La lavoratrice ricorre al fine di ottenere l’ammissione al passivo del fallimento della società datrice, per crediti concernenti il TFR ed il risarcimento del danno (ex art. 18, comma 3, L. 300/1970) riconosciutole a seguito della declaratoria giudiziale di illegittimità del licenziamento per g.m.o. precedentemente irrogatole.
Il giudice delegato ammette il solo credito relativo al trattamento di fine rapporto, ritenendo non dovuto il risarcimento a fronte della legittimità del recesso per soppressione della posizione lavorativa ricoperta dall’istante.

L’ordinanza

La Cassazione - nel ribaltare il decreto opposto - rileva preliminarmente, che ai fini della legittimità del licenziamento individuale per giustificato motivo oggettivo, è necessario provare l'impossibilità di reimpiego del lavoratore in mansioni diverse.

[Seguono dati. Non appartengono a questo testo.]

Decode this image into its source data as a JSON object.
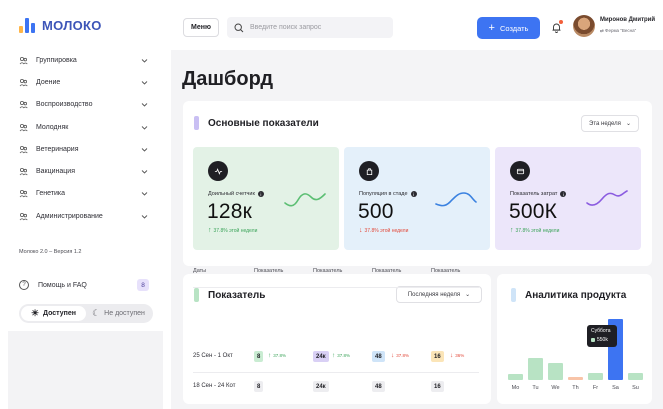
{
  "app": {
    "name": "МОЛОКО",
    "version": "Молоко 2.0 – Версия 1.2"
  },
  "sidebar": {
    "items": [
      {
        "label": "Группировка",
        "icon": "cluster-icon"
      },
      {
        "label": "Доение",
        "icon": "cluster-icon"
      },
      {
        "label": "Воспроизводство",
        "icon": "cluster-icon"
      },
      {
        "label": "Молодняк",
        "icon": "cluster-icon"
      },
      {
        "label": "Ветеринария",
        "icon": "cluster-icon"
      },
      {
        "label": "Вакцинация",
        "icon": "cluster-icon"
      },
      {
        "label": "Генетика",
        "icon": "cluster-icon"
      },
      {
        "label": "Администрирование",
        "icon": "cluster-icon"
      }
    ],
    "help": {
      "label": "Помощь и FAQ",
      "badge": "8"
    },
    "status": {
      "available": "Доступен",
      "unavailable": "Не доступен",
      "selected": "Доступен"
    }
  },
  "header": {
    "menu_label": "Меню",
    "search_placeholder": "Введите поиск запрос",
    "create_label": "Создать",
    "user_name": "Миронов Дмитрий",
    "user_farm": "Ферма \"Весна\""
  },
  "dashboard": {
    "title": "Дашборд",
    "kpi_section": {
      "title": "Основные показатели",
      "period": "Эта неделя",
      "cards": [
        {
          "label": "Доильный счетчик",
          "value": "128к",
          "delta": "37.8% этой недели",
          "trend": "up",
          "bg": "#e3f2e6",
          "spark": "#5cbf73"
        },
        {
          "label": "Популяция в стаде",
          "value": "500",
          "delta": "37.8% этой недели",
          "trend": "down",
          "bg": "#e4f0fa",
          "spark": "#3b82e0"
        },
        {
          "label": "Показатель затрат",
          "value": "500К",
          "delta": "37.8% этой недели",
          "trend": "up",
          "bg": "#ece6fa",
          "spark": "#8b5ce0"
        }
      ]
    },
    "table_section": {
      "title": "Показатель",
      "period": "Последняя неделя",
      "columns": [
        "Даты",
        "Показатель",
        "Показатель",
        "Показатель",
        "Показатель"
      ],
      "rows": [
        {
          "date": "25 Сен - 1 Окт",
          "cells": [
            {
              "value": "8",
              "delta": "37.8%",
              "trend": "up",
              "bg": "#c9ecd2"
            },
            {
              "value": "24к",
              "delta": "37.8%",
              "trend": "up",
              "bg": "#d9d0f5"
            },
            {
              "value": "48",
              "delta": "37.8%",
              "trend": "down",
              "bg": "#cfe4f8"
            },
            {
              "value": "16",
              "delta": "36%",
              "trend": "down",
              "bg": "#fbe5b8"
            }
          ]
        },
        {
          "date": "18 Сен - 24 Кот",
          "cells": [
            {
              "value": "8"
            },
            {
              "value": "24к"
            },
            {
              "value": "48"
            },
            {
              "value": "16"
            }
          ]
        }
      ]
    },
    "analytics_section": {
      "title": "Аналитика продукта",
      "tooltip": {
        "label": "Суббота",
        "value": "550k"
      }
    }
  },
  "chart_data": {
    "type": "bar",
    "categories": [
      "Mo",
      "Tu",
      "We",
      "Th",
      "Fr",
      "Sa",
      "Su"
    ],
    "values": [
      9,
      33,
      25,
      5,
      10,
      92,
      10
    ],
    "colors": [
      "#b8e3c4",
      "#b8e3c4",
      "#b8e3c4",
      "#f8c4a8",
      "#b8e3c4",
      "#3d74f2",
      "#b8e3c4"
    ],
    "highlight": "Sa",
    "ylim": [
      0,
      100
    ]
  },
  "colors": {
    "accent": "#3d74f2",
    "up": "#3ca45a",
    "down": "#e2493a"
  }
}
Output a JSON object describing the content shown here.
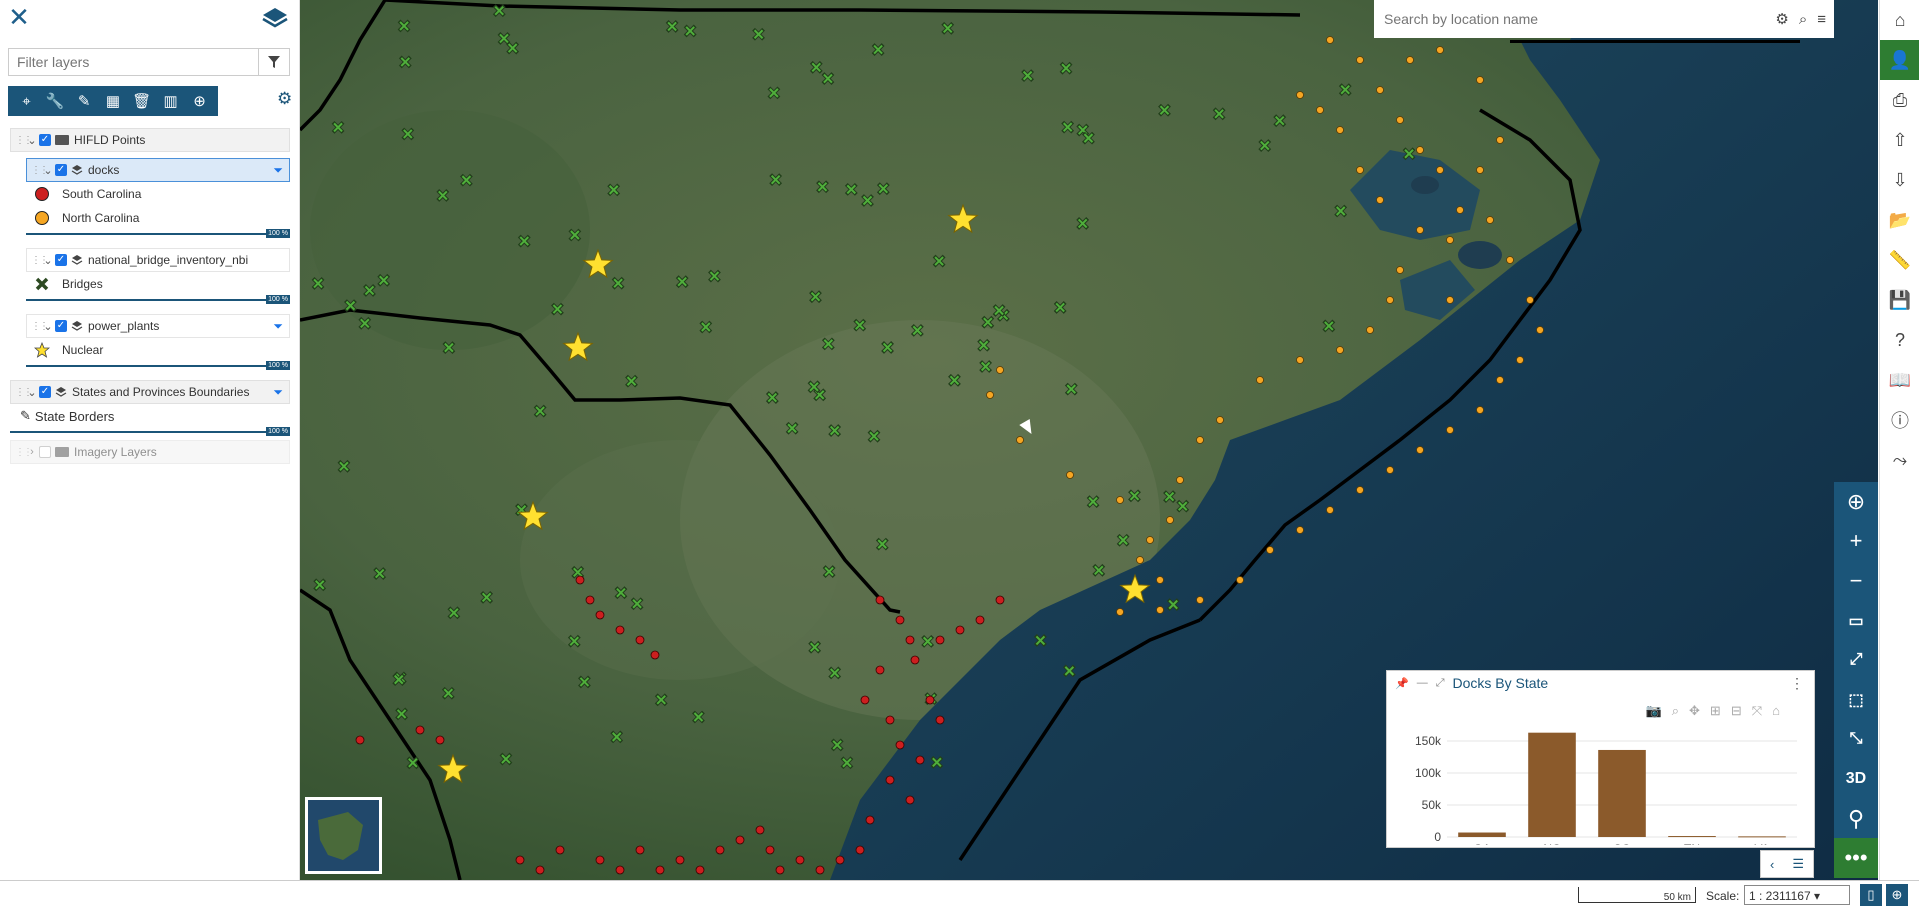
{
  "sidebar": {
    "filter_placeholder": "Filter layers",
    "toolbar_icons": [
      "zoom-to-icon",
      "wrench-icon",
      "style-icon",
      "table-icon",
      "trash-icon",
      "chart-icon",
      "download-icon"
    ],
    "groups": [
      {
        "label": "HIFLD Points"
      },
      {
        "label": "States and Provinces Boundaries"
      },
      {
        "label": "Imagery Layers"
      }
    ],
    "layers": [
      {
        "label": "docks",
        "legend": [
          "South Carolina",
          "North Carolina"
        ]
      },
      {
        "label": "national_bridge_inventory_nbi",
        "legend": [
          "Bridges"
        ]
      },
      {
        "label": "power_plants",
        "legend": [
          "Nuclear"
        ]
      }
    ],
    "state_borders": "State Borders",
    "opacity": "100 %"
  },
  "search": {
    "placeholder": "Search by location name"
  },
  "chart_panel": {
    "title": "Docks By State"
  },
  "chart_data": {
    "type": "bar",
    "categories": [
      "GA",
      "NC",
      "SC",
      "TN",
      "VA"
    ],
    "values": [
      7000,
      163000,
      136000,
      1500,
      1000
    ],
    "yticks": [
      "0",
      "50k",
      "100k",
      "150k"
    ],
    "ylim": [
      0,
      175000
    ],
    "color": "#8b5a2b",
    "grid": true
  },
  "bottom": {
    "scale_bar": "50 km",
    "scale_label": "Scale:",
    "scale_value": "1 : 2311167"
  },
  "map_controls": [
    "locate-icon",
    "zoom-in-icon",
    "zoom-out-icon",
    "extent-icon",
    "fullscreen-icon",
    "select-icon",
    "expand-icon",
    "3D",
    "pin-icon",
    "more-icon"
  ],
  "colors": {
    "accent": "#1b5579",
    "sc_dock": "#cc1f1f",
    "nc_dock": "#f5a623",
    "nuclear": "#ffe030",
    "active": "#2e7d32"
  }
}
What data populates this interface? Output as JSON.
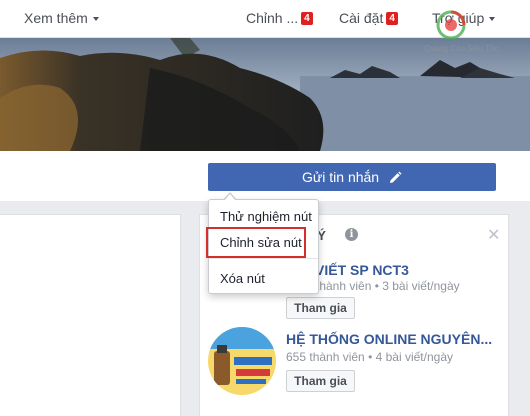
{
  "topbar": {
    "see_more": "Xem thêm",
    "edit": "Chỉnh ...",
    "edit_badge": "4",
    "settings": "Cài đặt",
    "settings_badge": "4",
    "help": "Trợ giúp"
  },
  "watermark": {
    "text": "Quảng Cáo Siêu Tốc"
  },
  "send_message_button": {
    "label": "Gửi tin nhắn",
    "icon": "pencil-icon"
  },
  "menu": {
    "items": [
      "Thử nghiệm nút",
      "Chỉnh sửa nút",
      "Xóa nút"
    ],
    "highlighted": "Chỉnh sửa nút"
  },
  "suggested_groups": {
    "title_partial": "I Ý",
    "groups": [
      {
        "name": "VIẾT SP NCT3",
        "meta": "thành viên • 3 bài viết/ngày",
        "join_label": "Tham gia"
      },
      {
        "name": "HỆ THỐNG ONLINE NGUYÊN...",
        "meta": "655 thành viên • 4 bài viết/ngày",
        "join_label": "Tham gia"
      }
    ]
  },
  "colors": {
    "primary": "#4267b2",
    "highlight": "#d32f2f",
    "badge": "#e02020",
    "link": "#365899"
  }
}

Per i Giudici di legittimità, detto elemento - inespresso a livello normativo e coniato dalla giurisprudenza - trova giustificazione sia nella tutela costituzionale del lavoro, che nel carattere necessariamente effettivo e non pretestuoso della scelta datoriale, che, in caso di g.m.o., non può essere condizionata da finalità espulsive legate alla persona del lavoratore.

Secondo la sentenza, spetta al datore di lavoro l'allegazione e la prova dell'impossibilità di repechage del dipendente licenziato, in quanto requisito di legittimità del recesso.
Dal momento che tale elemento condiziona il valido esercizio del diritto potestativo del datore, lo stesso deve evidentemente sussistere nel momento in cui è espressa la volontà di recedere, e non in un momento successivo.

Su tali presupposti, la Suprema Corte accoglie il ricorso della lavoratrice, posto che l’impugnato decreto non ha operato un tale accertamento, valorizzando una proposta di reimpiego della dipendente, formulata dalla società fallita dopo il licenziamento.